Why is $\lim\limits_{n\to\infty}(n!)^{1/n}=\infty$
It is more or less clear that the sequence is increasing by ratio test $\frac{((n+1)!)^{1/(n+1)}}{(n!)^{1/n}}=\frac{\sqrt[n+1]{(n+1)!}}{\sqrt[n+1]{(n)!}}\cdot\frac{\sqrt[n+1]{(n)!}}{\sqrt[n]{(n)!}}=\sqrt[n+1]{n+1}\cdot(n!)^{\frac{1}{n(n+1)}}$
but left multiplicand tends to $1$, what about the right one ?
Is there convergence/divergence tests for sequences, I only found some for series ?
It is obvious that in calculating n!, you are multiplying at least n/2 numbers which are greater than n/2.
$(n!)^{1/n} > ((n/2)^{n/2})^{1/n} = (n/2)^{1/2}$ which is clearly divergent.

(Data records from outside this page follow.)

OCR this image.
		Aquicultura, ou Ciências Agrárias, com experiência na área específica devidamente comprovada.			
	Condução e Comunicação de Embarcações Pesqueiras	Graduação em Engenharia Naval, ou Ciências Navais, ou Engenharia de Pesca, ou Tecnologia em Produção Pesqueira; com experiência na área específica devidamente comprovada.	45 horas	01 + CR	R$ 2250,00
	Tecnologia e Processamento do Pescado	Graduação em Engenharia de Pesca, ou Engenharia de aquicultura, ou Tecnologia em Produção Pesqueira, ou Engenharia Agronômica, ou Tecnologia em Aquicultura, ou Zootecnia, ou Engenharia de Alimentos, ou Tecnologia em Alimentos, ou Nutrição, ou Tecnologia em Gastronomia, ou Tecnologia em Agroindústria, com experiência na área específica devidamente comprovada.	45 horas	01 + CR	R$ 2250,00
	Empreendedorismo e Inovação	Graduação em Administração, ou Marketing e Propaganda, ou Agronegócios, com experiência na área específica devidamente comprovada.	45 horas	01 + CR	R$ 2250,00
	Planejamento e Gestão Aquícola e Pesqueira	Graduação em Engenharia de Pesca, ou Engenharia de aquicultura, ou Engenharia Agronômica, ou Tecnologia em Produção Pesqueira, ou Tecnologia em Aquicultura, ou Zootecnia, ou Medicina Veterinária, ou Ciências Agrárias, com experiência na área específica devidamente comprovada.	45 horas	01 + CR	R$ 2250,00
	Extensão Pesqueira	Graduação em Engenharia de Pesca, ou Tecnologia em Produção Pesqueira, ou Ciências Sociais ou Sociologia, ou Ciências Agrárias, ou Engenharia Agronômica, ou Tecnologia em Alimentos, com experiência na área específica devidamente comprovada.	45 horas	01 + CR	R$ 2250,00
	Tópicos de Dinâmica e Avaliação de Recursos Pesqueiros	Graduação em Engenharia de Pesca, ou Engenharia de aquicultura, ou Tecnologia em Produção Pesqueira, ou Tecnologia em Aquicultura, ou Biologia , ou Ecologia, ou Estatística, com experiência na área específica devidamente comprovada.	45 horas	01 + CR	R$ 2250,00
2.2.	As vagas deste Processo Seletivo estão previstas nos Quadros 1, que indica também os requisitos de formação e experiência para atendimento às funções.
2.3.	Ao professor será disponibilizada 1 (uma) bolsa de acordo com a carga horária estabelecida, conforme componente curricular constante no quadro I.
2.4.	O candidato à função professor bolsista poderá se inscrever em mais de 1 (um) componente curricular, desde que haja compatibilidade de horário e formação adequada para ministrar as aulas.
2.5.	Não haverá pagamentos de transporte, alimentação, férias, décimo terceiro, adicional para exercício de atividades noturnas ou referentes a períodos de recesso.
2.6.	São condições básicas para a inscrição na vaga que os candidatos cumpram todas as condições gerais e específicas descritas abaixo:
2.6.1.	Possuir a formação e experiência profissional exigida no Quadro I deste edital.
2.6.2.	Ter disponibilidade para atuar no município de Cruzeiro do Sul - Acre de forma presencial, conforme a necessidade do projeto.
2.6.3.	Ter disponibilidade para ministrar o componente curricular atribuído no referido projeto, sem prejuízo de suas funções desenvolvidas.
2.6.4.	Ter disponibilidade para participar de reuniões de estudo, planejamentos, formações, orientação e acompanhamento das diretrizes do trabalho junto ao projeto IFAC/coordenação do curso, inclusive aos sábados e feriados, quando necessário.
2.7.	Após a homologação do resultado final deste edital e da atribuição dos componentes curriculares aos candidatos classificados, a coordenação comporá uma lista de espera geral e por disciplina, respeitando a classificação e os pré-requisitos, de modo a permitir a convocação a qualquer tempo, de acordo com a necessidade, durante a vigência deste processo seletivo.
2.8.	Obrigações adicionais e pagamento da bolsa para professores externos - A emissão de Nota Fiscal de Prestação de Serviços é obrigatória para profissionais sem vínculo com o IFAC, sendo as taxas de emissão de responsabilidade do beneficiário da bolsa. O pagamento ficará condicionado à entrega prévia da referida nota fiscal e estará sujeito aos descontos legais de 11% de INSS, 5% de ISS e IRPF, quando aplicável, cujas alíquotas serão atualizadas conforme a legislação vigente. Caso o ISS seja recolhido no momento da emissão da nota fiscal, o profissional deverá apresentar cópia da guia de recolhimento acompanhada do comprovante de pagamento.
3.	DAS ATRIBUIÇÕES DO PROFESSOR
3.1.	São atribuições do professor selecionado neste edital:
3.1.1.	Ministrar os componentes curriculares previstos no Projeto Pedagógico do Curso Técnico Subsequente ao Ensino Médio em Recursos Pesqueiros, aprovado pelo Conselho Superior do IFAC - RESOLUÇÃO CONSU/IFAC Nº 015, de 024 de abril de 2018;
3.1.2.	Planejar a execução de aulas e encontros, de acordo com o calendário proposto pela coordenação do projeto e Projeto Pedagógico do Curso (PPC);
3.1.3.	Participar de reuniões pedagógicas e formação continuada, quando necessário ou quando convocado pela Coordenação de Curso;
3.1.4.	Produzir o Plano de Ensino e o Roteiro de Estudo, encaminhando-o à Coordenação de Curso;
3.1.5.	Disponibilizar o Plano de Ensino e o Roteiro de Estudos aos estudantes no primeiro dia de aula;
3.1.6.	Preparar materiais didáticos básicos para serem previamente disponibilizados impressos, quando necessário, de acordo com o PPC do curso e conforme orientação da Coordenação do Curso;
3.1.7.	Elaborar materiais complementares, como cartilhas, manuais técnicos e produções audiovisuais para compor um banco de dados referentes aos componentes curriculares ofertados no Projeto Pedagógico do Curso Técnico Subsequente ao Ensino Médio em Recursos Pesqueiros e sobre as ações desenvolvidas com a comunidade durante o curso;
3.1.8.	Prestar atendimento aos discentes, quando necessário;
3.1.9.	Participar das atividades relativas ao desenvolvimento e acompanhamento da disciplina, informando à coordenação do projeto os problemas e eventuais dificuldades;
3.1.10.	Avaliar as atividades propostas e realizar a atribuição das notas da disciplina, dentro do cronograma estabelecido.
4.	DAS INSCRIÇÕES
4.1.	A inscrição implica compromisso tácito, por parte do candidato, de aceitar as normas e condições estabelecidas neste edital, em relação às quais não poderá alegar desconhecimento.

According to Stirling's approximation
$$n!\sim\sqrt{2n\pi}(\frac ne)^n$$ so $$\sqrt[n]{n!}\sim(2n\pi)^{\frac{1}{2n}}(\frac ne)$$ since $$\lim_{n\to \infty}(2n\pi)^{\frac{1}{2n}}=1$$
$viz.$ $$\lim_{n\to\infty}(2n\pi)^{\frac2n}(\frac ne)=\infty$$
Use that
$$a_n>0\;\;and\;\;a_n\xrightarrow[n\to\infty]{}L\implies \sqrt[n]{a_1\cdot\ldots\cdot a_n}\xrightarrow[n\to\infty]{}L\;:$$
$$\frac1n\xrightarrow[n\to\infty]{}0\implies\sqrt[n]{1\cdot\frac12\cdot\ldots\cdot\frac1n}=\frac1{\sqrt[n]{n!}}\xrightarrow[n\to\infty]{}0$$
and we're done
Pick $n_0 \in \mathbb{N}$, then for $n \ge n_0$ we have $n! \ge n_0^n {n_0! \over n_0^{n_0}}$ and so $\sqrt[n]{n!} \ge n_0 \sqrt[n]{n_0! \over n_0^{n_0}}$.
Taking limits, we have $\liminf_n \sqrt[n]{n!} \ge n_0$. Since $n_0$ was arbitrary we have the desired result.